Last Friday, I had made this bread pudding. I wanted more dessert-like quality and not breakfast food. LOL. Learning from my previous day’s mistake (of using too much bread) and wanting to change the game somewhat, I made a few replacements to the original recipe. Reading pages upon pages of the reviews helped too, LOL.
I used fresh white bread (Weber’s), 1 less egg, heavy whipping cream and milk, brown and white sugars. I also let the bread soak for an hour before baking. Verdict: It is delicioso!
It deflated during cool-down and it’s more of a “bar”, but I looooove the flavor.
Next go-round I’ll make it with some sort of sauce, but truthfully, it doesn’t need it.
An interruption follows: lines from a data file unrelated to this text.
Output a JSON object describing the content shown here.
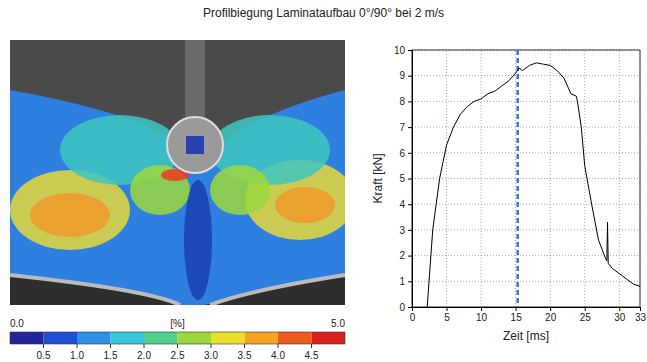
{
  "title": "Profilbiegung Laminataufbau 0°/90° bei 2 m/s",
  "chart_data": [
    {
      "type": "image",
      "colorbar_lim": [
        0,
        5
      ],
      "colorbar_lim_labels": [
        "0.0",
        "5.0"
      ],
      "colorbar_unit": "[%]",
      "colorbar_ticks": [
        0.5,
        {
          "value": 1,
          "label": "1.0"
        },
        1.5,
        {
          "value": 2,
          "label": "2.0"
        },
        2.5,
        {
          "value": 3,
          "label": "3.0"
        },
        3.5,
        {
          "value": 4,
          "label": "4.0"
        },
        4.5
      ]
    },
    {
      "type": "line",
      "x_label": "Zeit [ms]",
      "y_label": "Kraft [kN]",
      "x": [
        2.2,
        3,
        4,
        5,
        6,
        7,
        8,
        9,
        10,
        11,
        12,
        13,
        14,
        15,
        15.5,
        16,
        17,
        18,
        19,
        20,
        21,
        22,
        23,
        23.8,
        24,
        24.5,
        25,
        26,
        27,
        28,
        28.2,
        28.3,
        28.4,
        29,
        30,
        31,
        32,
        33
      ],
      "values": [
        0,
        3,
        5,
        6.3,
        7,
        7.5,
        7.8,
        8,
        8.1,
        8.3,
        8.4,
        8.6,
        8.8,
        9.1,
        9.3,
        9.2,
        9.4,
        9.5,
        9.45,
        9.4,
        9.2,
        8.9,
        8.3,
        8.2,
        7.9,
        7,
        5.5,
        4,
        2.6,
        1.9,
        1.8,
        3.3,
        1.7,
        1.5,
        1.3,
        1.1,
        0.9,
        0.8
      ],
      "color": "#000000",
      "xlim": [
        0,
        33
      ],
      "ylim": [
        0,
        10
      ],
      "xticks": [
        0,
        5,
        10,
        15,
        20,
        25,
        30,
        33
      ],
      "yticks": [
        0,
        1,
        2,
        3,
        4,
        5,
        6,
        7,
        8,
        9,
        10
      ],
      "grid": true,
      "annotations": [
        {
          "x": 15.3,
          "line_style": "dashed",
          "color": "#4472c4"
        }
      ]
    }
  ]
}
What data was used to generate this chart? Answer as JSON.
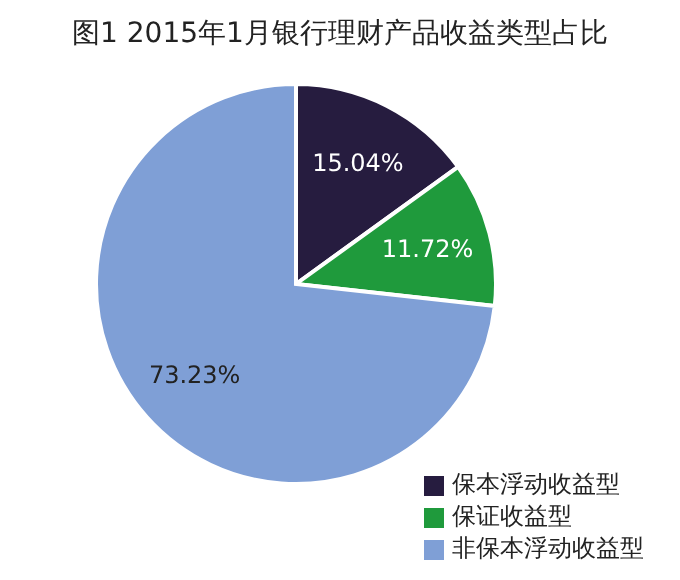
{
  "chart_data": {
    "type": "pie",
    "title": "图1  2015年1月银行理财产品收益类型占比",
    "categories": [
      "保本浮动收益型",
      "保证收益型",
      "非保本浮动收益型"
    ],
    "values": [
      15.04,
      11.72,
      73.23
    ],
    "value_labels": [
      "15.04%",
      "11.72%",
      "73.23%"
    ],
    "colors": [
      "#261c3f",
      "#1f9a3c",
      "#7f9fd6"
    ],
    "legend": "bottom right"
  }
}
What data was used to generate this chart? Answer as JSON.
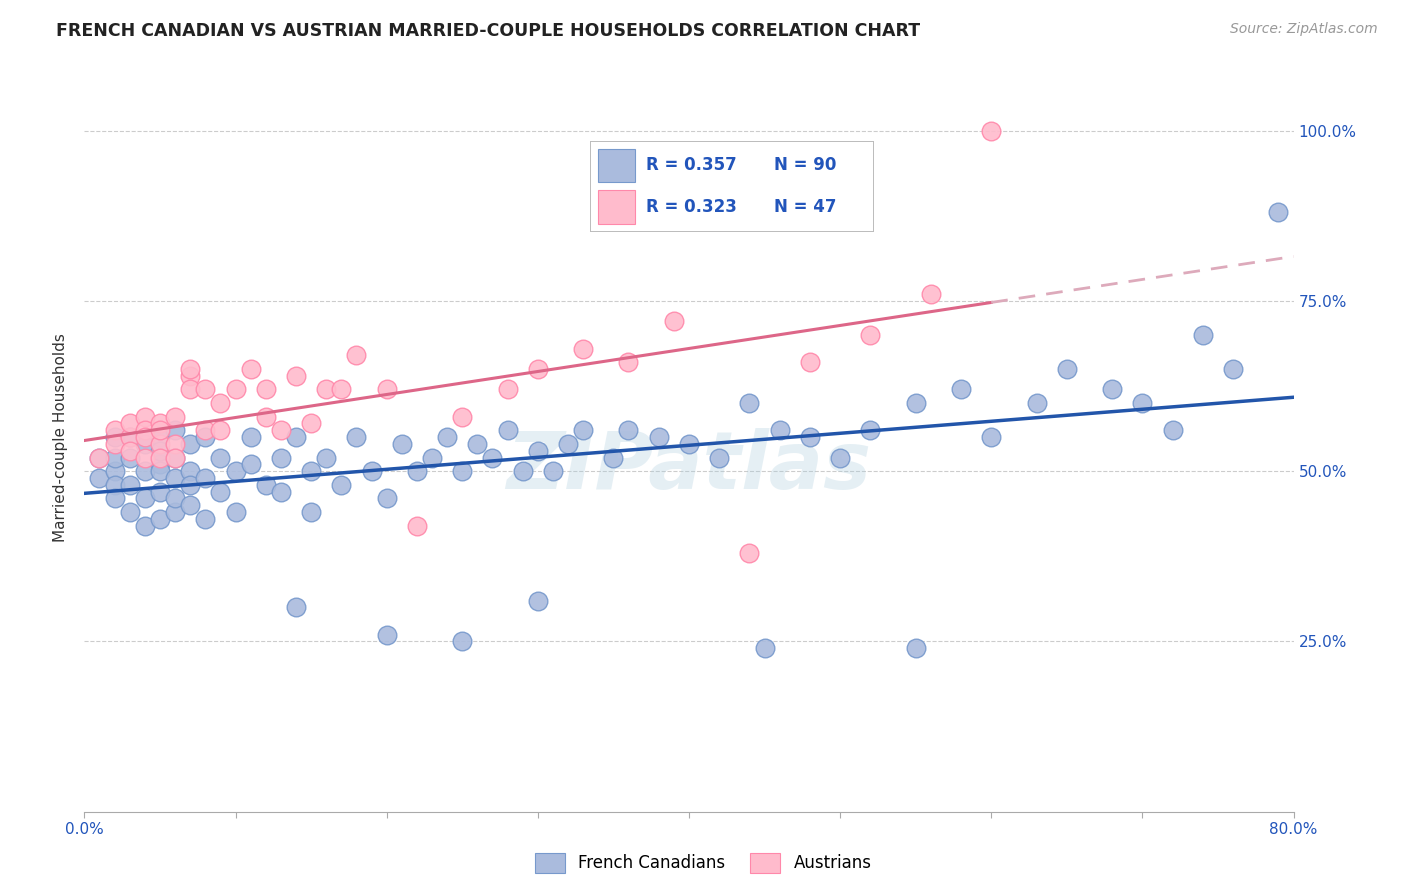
{
  "title": "FRENCH CANADIAN VS AUSTRIAN MARRIED-COUPLE HOUSEHOLDS CORRELATION CHART",
  "source": "Source: ZipAtlas.com",
  "ylabel": "Married-couple Households",
  "xlim": [
    0.0,
    0.8
  ],
  "ylim": [
    0.0,
    1.1
  ],
  "blue_color": "#AABBDD",
  "blue_edge_color": "#7799CC",
  "pink_color": "#FFBBCC",
  "pink_edge_color": "#FF88AA",
  "blue_line_color": "#2255AA",
  "pink_line_color": "#DD6688",
  "pink_dash_color": "#DDAABB",
  "legend_r_blue": "0.357",
  "legend_n_blue": "90",
  "legend_r_pink": "0.323",
  "legend_n_pink": "47",
  "watermark": "ZIPatlas",
  "background_color": "#ffffff",
  "grid_color": "#cccccc",
  "blue_scatter_x": [
    0.01,
    0.01,
    0.02,
    0.02,
    0.02,
    0.02,
    0.02,
    0.03,
    0.03,
    0.03,
    0.03,
    0.04,
    0.04,
    0.04,
    0.04,
    0.05,
    0.05,
    0.05,
    0.05,
    0.05,
    0.05,
    0.06,
    0.06,
    0.06,
    0.06,
    0.06,
    0.07,
    0.07,
    0.07,
    0.07,
    0.08,
    0.08,
    0.08,
    0.09,
    0.09,
    0.1,
    0.1,
    0.11,
    0.11,
    0.12,
    0.13,
    0.13,
    0.14,
    0.15,
    0.15,
    0.16,
    0.17,
    0.18,
    0.19,
    0.2,
    0.21,
    0.22,
    0.23,
    0.24,
    0.25,
    0.26,
    0.27,
    0.28,
    0.29,
    0.3,
    0.31,
    0.32,
    0.33,
    0.35,
    0.36,
    0.38,
    0.4,
    0.42,
    0.44,
    0.46,
    0.48,
    0.5,
    0.52,
    0.55,
    0.58,
    0.6,
    0.63,
    0.65,
    0.68,
    0.7,
    0.72,
    0.74,
    0.76,
    0.79,
    0.14,
    0.2,
    0.25,
    0.3,
    0.45,
    0.55
  ],
  "blue_scatter_y": [
    0.49,
    0.52,
    0.5,
    0.48,
    0.55,
    0.52,
    0.46,
    0.52,
    0.48,
    0.55,
    0.44,
    0.5,
    0.46,
    0.54,
    0.42,
    0.51,
    0.55,
    0.47,
    0.43,
    0.5,
    0.53,
    0.56,
    0.49,
    0.44,
    0.52,
    0.46,
    0.54,
    0.5,
    0.45,
    0.48,
    0.55,
    0.49,
    0.43,
    0.52,
    0.47,
    0.5,
    0.44,
    0.55,
    0.51,
    0.48,
    0.52,
    0.47,
    0.55,
    0.5,
    0.44,
    0.52,
    0.48,
    0.55,
    0.5,
    0.46,
    0.54,
    0.5,
    0.52,
    0.55,
    0.5,
    0.54,
    0.52,
    0.56,
    0.5,
    0.53,
    0.5,
    0.54,
    0.56,
    0.52,
    0.56,
    0.55,
    0.54,
    0.52,
    0.6,
    0.56,
    0.55,
    0.52,
    0.56,
    0.6,
    0.62,
    0.55,
    0.6,
    0.65,
    0.62,
    0.6,
    0.56,
    0.7,
    0.65,
    0.88,
    0.3,
    0.26,
    0.25,
    0.31,
    0.24,
    0.24
  ],
  "pink_scatter_x": [
    0.01,
    0.02,
    0.02,
    0.03,
    0.03,
    0.03,
    0.04,
    0.04,
    0.04,
    0.04,
    0.05,
    0.05,
    0.05,
    0.05,
    0.06,
    0.06,
    0.06,
    0.07,
    0.07,
    0.07,
    0.08,
    0.08,
    0.09,
    0.09,
    0.1,
    0.11,
    0.12,
    0.12,
    0.13,
    0.14,
    0.15,
    0.16,
    0.17,
    0.18,
    0.2,
    0.22,
    0.25,
    0.28,
    0.3,
    0.33,
    0.36,
    0.39,
    0.44,
    0.48,
    0.52,
    0.56,
    0.6
  ],
  "pink_scatter_y": [
    0.52,
    0.56,
    0.54,
    0.55,
    0.57,
    0.53,
    0.58,
    0.56,
    0.52,
    0.55,
    0.54,
    0.57,
    0.52,
    0.56,
    0.58,
    0.54,
    0.52,
    0.64,
    0.65,
    0.62,
    0.56,
    0.62,
    0.56,
    0.6,
    0.62,
    0.65,
    0.62,
    0.58,
    0.56,
    0.64,
    0.57,
    0.62,
    0.62,
    0.67,
    0.62,
    0.42,
    0.58,
    0.62,
    0.65,
    0.68,
    0.66,
    0.72,
    0.38,
    0.66,
    0.7,
    0.76,
    1.0
  ]
}
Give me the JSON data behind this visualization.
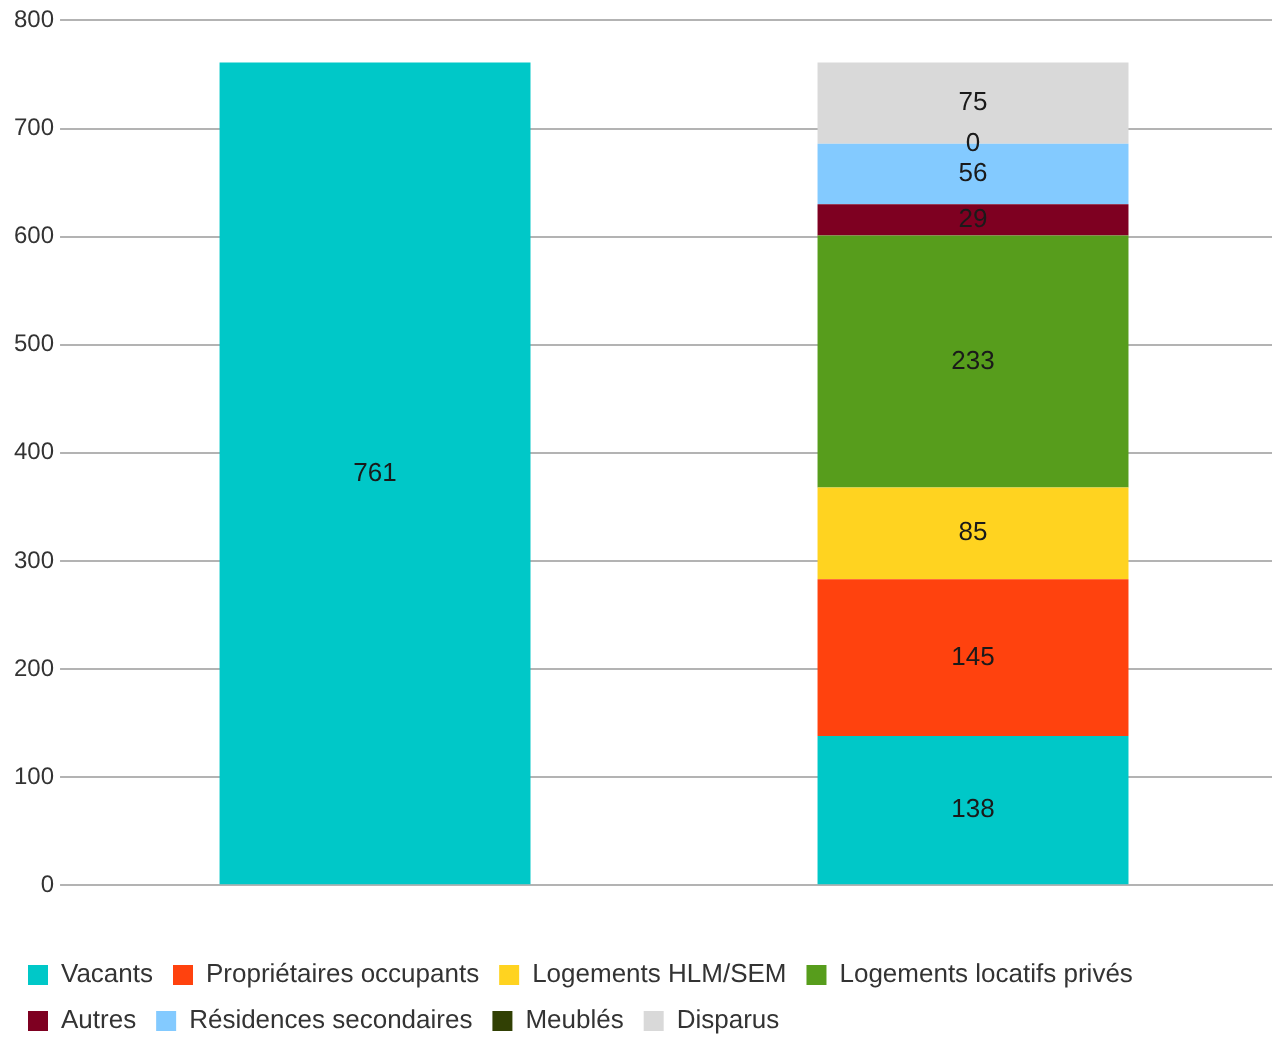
{
  "chart_data": {
    "type": "bar",
    "stacked": true,
    "categories": [
      null,
      null
    ],
    "series": [
      {
        "name": "Vacants",
        "color": "#00c8c8",
        "values": [
          761,
          138
        ]
      },
      {
        "name": "Propriétaires occupants",
        "color": "#ff420e",
        "values": [
          null,
          145
        ]
      },
      {
        "name": "Logements HLM/SEM",
        "color": "#ffd320",
        "values": [
          null,
          85
        ]
      },
      {
        "name": "Logements locatifs privés",
        "color": "#579d1c",
        "values": [
          null,
          233
        ]
      },
      {
        "name": "Autres",
        "color": "#7e0021",
        "values": [
          null,
          29
        ]
      },
      {
        "name": "Résidences secondaires",
        "color": "#83caff",
        "values": [
          null,
          56
        ]
      },
      {
        "name": "Meublés",
        "color": "#314004",
        "values": [
          null,
          0
        ]
      },
      {
        "name": "Disparus",
        "color": "#d9d9d9",
        "values": [
          null,
          75
        ]
      }
    ],
    "ylim": [
      0,
      800
    ],
    "yticks": [
      0,
      100,
      200,
      300,
      400,
      500,
      600,
      700,
      800
    ],
    "grid": "y",
    "legend": "bottom",
    "data_labels": true
  }
}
I may also skip letting it stand for an hour to see what happens.
Recipe Bread Pudding with white bread
INGREDIENTS:
8 slices white bread–I used Weber’s
2 tablespoons butter, melted
3 eggs
1 cup heavy whipping cream
1 cup low-fat milk
1/2 cup white sugar
1/4 cup light brown sugar
1 teaspoon ground cinnamon
1 teaspoon vanilla extract
1/4 teaspoon ground nutmeg
1/8 cup brown sugar for topping
DIRECTIONS:
Preheat oven to 350 degrees F (175 degrees C). Grease 8 inch square baking pan with butter.
Break bread into small pieces in baking pan. Drizzle melted butter over bread.
In mixing bowl, combine eggs, whipping cream, milk, sugars, cinnamon, vanilla, and nutmeg. Beat until well mixed. Pour over bread, and lightly push down with a fork until bread is covered and soaking up the egg mixture. Let stand for 1 hour. Sprinkle 1/8 cup brown sugar for topping.
Bake in preheated oven for 45 minutes, or until the top springs back when lightly tapped.